The worst negotiation failure of the night
by David Atkins
So the deal is done: Cantor’s gambit to take us over the cliff and/or pressure the Senate into a harder bargain, if it was ever anything more than kabuki posturing, failed. Boehner broke the Hastert rule and brought the Senate bill to the floor, allowing it to pass with overwhelming Democratic support plus a GOP minority.
Taken on its own and without context, the deal isn’t that bad. Significant taxes were raised on the wealthy, unemployment benefit extensions were passed, the “milk cliff” was averted, and sundry other positive things were done. There’s some ugly stuff in there, too, of course: not enough increase in the capital gains rate, an indexing of the estate tax to inflation, and a continuation of various corporate tax giveaways among the nastiness. But the biggest problem with the final deal is that we’re now set up for the debt ceiling fight with no leverage whatsoever against the Republican ideological cult if the President doesn’t either take the Constitutional option or mint the $1 trillion platinum coin. As I argued before, little absent going over the cliff completely would have denied the Republicans that leverage, anyway. Still, the thought of this Republican Congress negotiating with Grand Bargain-desperate Obama over the debt ceiling is a terrifying prospect. It’s going to take massive progressive mobilization over the next two months to block the worst from happening.

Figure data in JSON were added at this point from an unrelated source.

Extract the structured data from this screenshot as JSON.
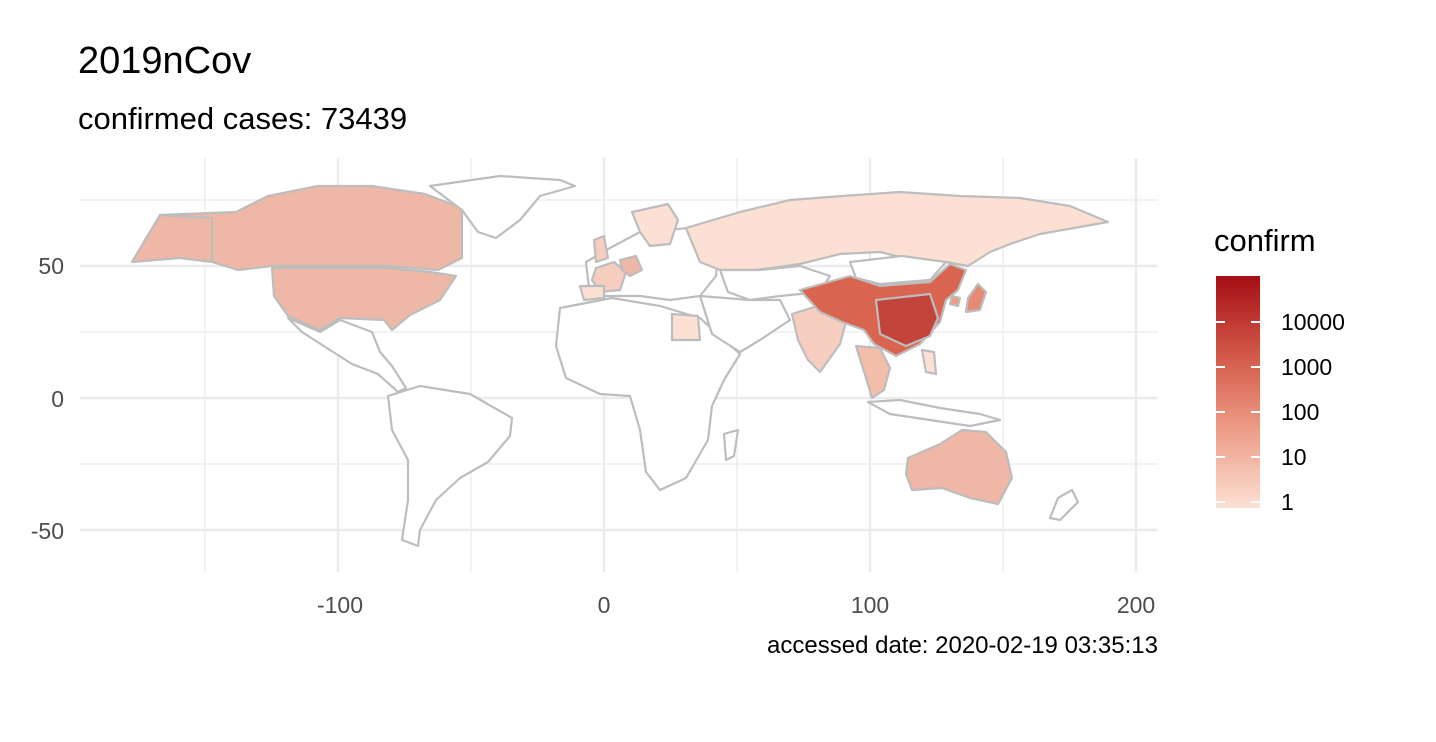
{
  "title": "2019nCov",
  "subtitle": "confirmed cases: 73439",
  "caption": "accessed date: 2020-02-19 03:35:13",
  "chart_data": {
    "type": "choropleth-map",
    "projection": "equirectangular",
    "x_ticks": [
      "-100",
      "0",
      "100",
      "200"
    ],
    "y_ticks": [
      "50",
      "0",
      "-50"
    ],
    "xlim": [
      -185,
      210
    ],
    "ylim": [
      -62,
      90
    ],
    "legend": {
      "title": "confirm",
      "scale": "log",
      "breaks": [
        "10000",
        "1000",
        "100",
        "10",
        "1"
      ],
      "color_low": "#fce0d4",
      "color_high": "#a50f15"
    },
    "colors": {
      "border": "#bdbdbd",
      "no_data": "#ffffff",
      "grid": "#ebebeb"
    },
    "regions": [
      {
        "name": "China (Hubei)",
        "confirm": 62031
      },
      {
        "name": "China",
        "confirm": 11408
      },
      {
        "name": "Japan",
        "confirm": 73
      },
      {
        "name": "Singapore",
        "confirm": 77
      },
      {
        "name": "Thailand",
        "confirm": 35
      },
      {
        "name": "South Korea",
        "confirm": 31
      },
      {
        "name": "Malaysia",
        "confirm": 22
      },
      {
        "name": "Germany",
        "confirm": 16
      },
      {
        "name": "Vietnam",
        "confirm": 16
      },
      {
        "name": "Australia",
        "confirm": 15
      },
      {
        "name": "United States",
        "confirm": 15
      },
      {
        "name": "France",
        "confirm": 12
      },
      {
        "name": "United Kingdom",
        "confirm": 9
      },
      {
        "name": "Canada",
        "confirm": 8
      },
      {
        "name": "Philippines",
        "confirm": 3
      },
      {
        "name": "India",
        "confirm": 3
      },
      {
        "name": "Italy",
        "confirm": 3
      },
      {
        "name": "Russia",
        "confirm": 2
      },
      {
        "name": "Spain",
        "confirm": 2
      },
      {
        "name": "Egypt",
        "confirm": 1
      },
      {
        "name": "Finland",
        "confirm": 1
      },
      {
        "name": "Sweden",
        "confirm": 1
      },
      {
        "name": "Belgium",
        "confirm": 1
      },
      {
        "name": "Nepal",
        "confirm": 1
      },
      {
        "name": "Sri Lanka",
        "confirm": 1
      },
      {
        "name": "Cambodia",
        "confirm": 1
      }
    ]
  }
}
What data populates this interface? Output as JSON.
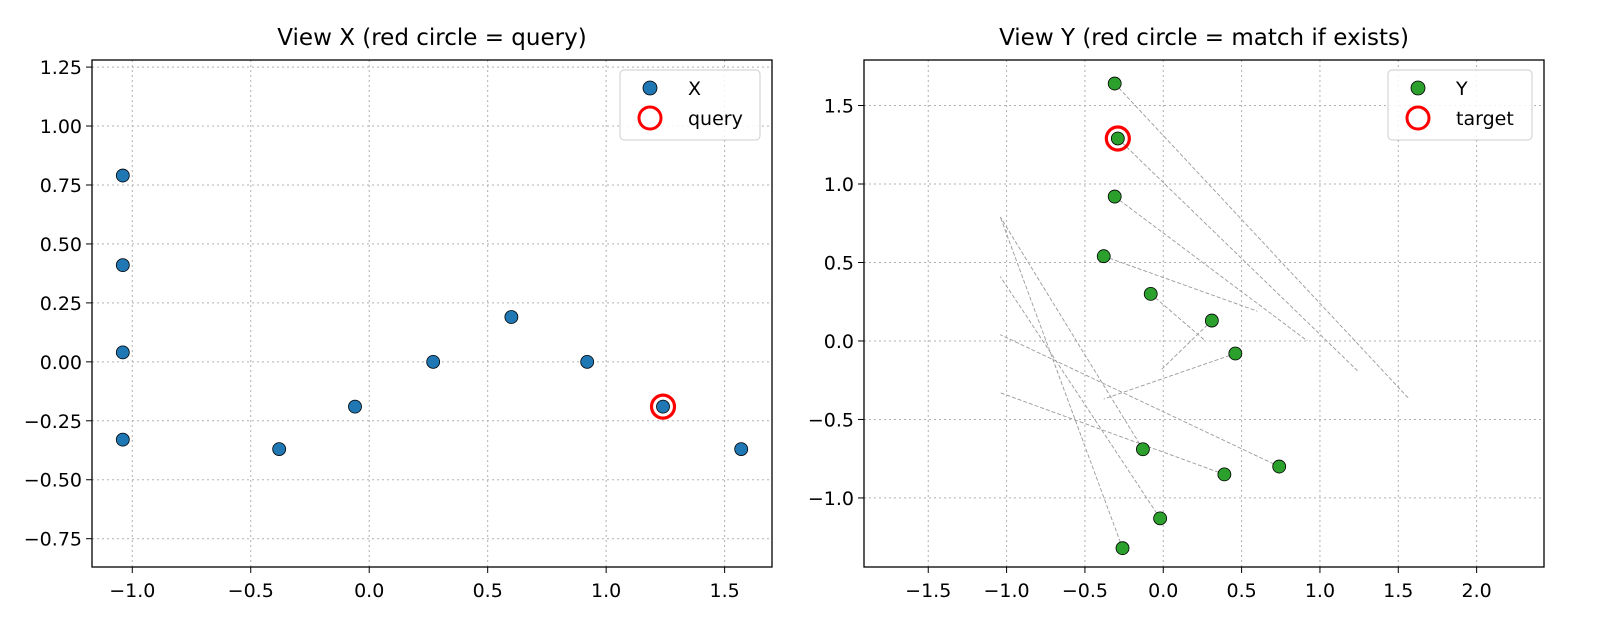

But perhaps the biggest negotiation failure of the day wasn’t over the fiscal cliff at all, but over Hurricane Sandy relief. To the shock of decent people the world over, Republicans adjourned the House without even taking up a vote on relief funding for the states hardest hit by the hurricane. The outrage from the well of the House was palpable.
Adjourning without even bothering to take a vote on this was a move of epic callousness, though it’s not entirely surprising: the relief would go to blue states, and Republicans don’t give a damn about any part of the country that isn’t backward blood red.
It does raise the question of why Nancy Pelosi allowed it to happen,though. Once House Democrats knew that they would be bailing Republicans out of going over the fiscal cliff and setting themselves up for nightmarish headaches, achieving hurricane relief should have been a contingent part of the deal. There should never have been a vote on the Senate fiscal deal without a prior vote on hurricane relief.
But then again, even thinking in these terms requires one to imagine the Republicans as honest negotiators. Let’s say Pelosi had made such a demand (there’s no way to know at this point whether she did or did not), and Boehner refused it. What then? Would House Dems have refused to vote yes on the Senate deal as well? How would that have been explained to the public?
Once again, we’re confronted with a situation in which Democrats aren’t willing to simply let the country go to hell in a handbasket, while Republicans are. That gives Republicans the advantage in any negotiation going forward until and unless Democrats make the necessary rules changes to prevent Republicans from operating a tyranny of the minority.